UPDATE II (Oct. 12): It must be obvious to readers of this site that I would strongly disagree with the case my colleague Vox Day makes against the strict rule of law and for grand-conspiracy:
The idea that the foreclosure fraud is simply a little clerical error and that homeowners are attempting to capitalize on a minor issue of missing paperwork is a blatant and shameless lie. The mere fact of their focus on the borrowing parties rather than the banks is proof that they are intentionally evading the real issue. Karl Denninger, who has been on this for three years now, explains it more succinctly than anyone. “The issue is not about which paper-pusher signed documents. The issue is whether the origination and securitization of this paper in the first instance was fraudulent, and whether we now we have a Watergate-style coverup of what a gang of brigands did to steal literal trillions of dollars!” As he further elucidates, there are three primary parts to the problem; notice that the latter two have absolutely nothing to do with the borrowers that the Republican Cantor declares must “take responsibility for themselves”. But if a poor Hispanic family living in an overpriced house have to take responsibility for themselves, why don’t the bankers who are holding Cantor’s leash have to do likewise?

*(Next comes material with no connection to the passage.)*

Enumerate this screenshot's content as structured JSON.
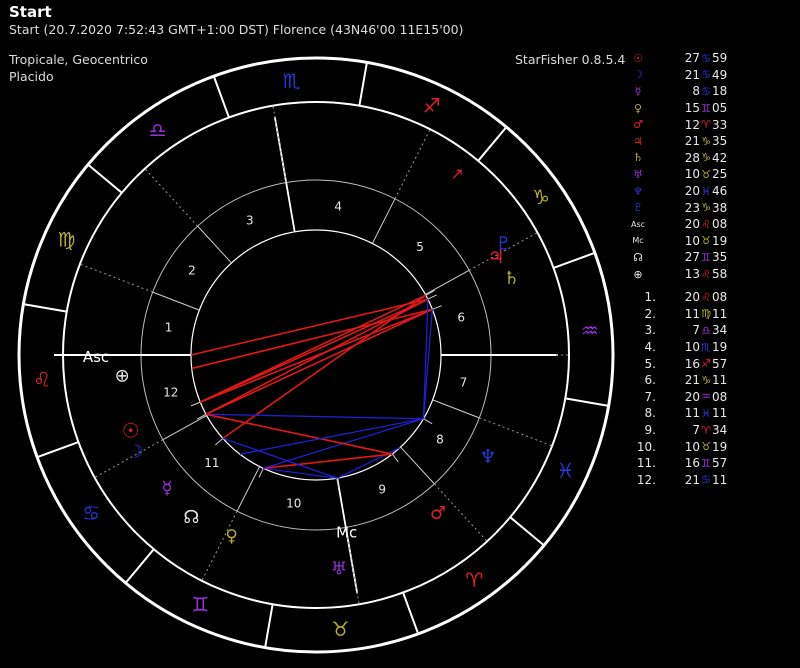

Similar opinions were expressed on BAB when we discussed “Strategic Defaulters.” There, John Danforth wrote:
What caused the drop in nominal property value? The inevitable collapse of prices that were superheated by banks puffing up fractional reserves with derivatives of the superheated asset prices. …No matter how debased the morality of the strategic defaulters, the banks are not any better.
Distilled, the argument for all-out sweetness and love for the foreclosed upon is that, because the banks are embroiled in the fractional reserve system, they should suffer the worst of fates.
That’s like saying that because the legal system is generally corrupt, murderers should go free; or because an owner who sells a parcel of land partakes in the property tax theft, the buyer should not have to pay him. Or because businesses often act like exuberant idiots during a phase of the business cycle—some as offenders; others as victims—their customers need not pay them. And on and on.
This is chaos theory; create chaos, and out of it, something good may come. And never mind that not all bankers are crooks; that not all of them understand the theoretical aspects of the system in which they are embroiled; and that not nearly enough bad things are said about the defaulters.
As to Vox’s point, it does not follow from “the mere fact of their focus on the borrowing parties rather than the banks,” that this “is proof that they are intentionally evading the real issue.”
Not in logic, at least.
Finally, the laws of economics are natural laws. Whoever is involved, it is categorically good that responsible buyers get to pick up foreclosed properties, and that the mortgage miasma is cleared and cleansed away.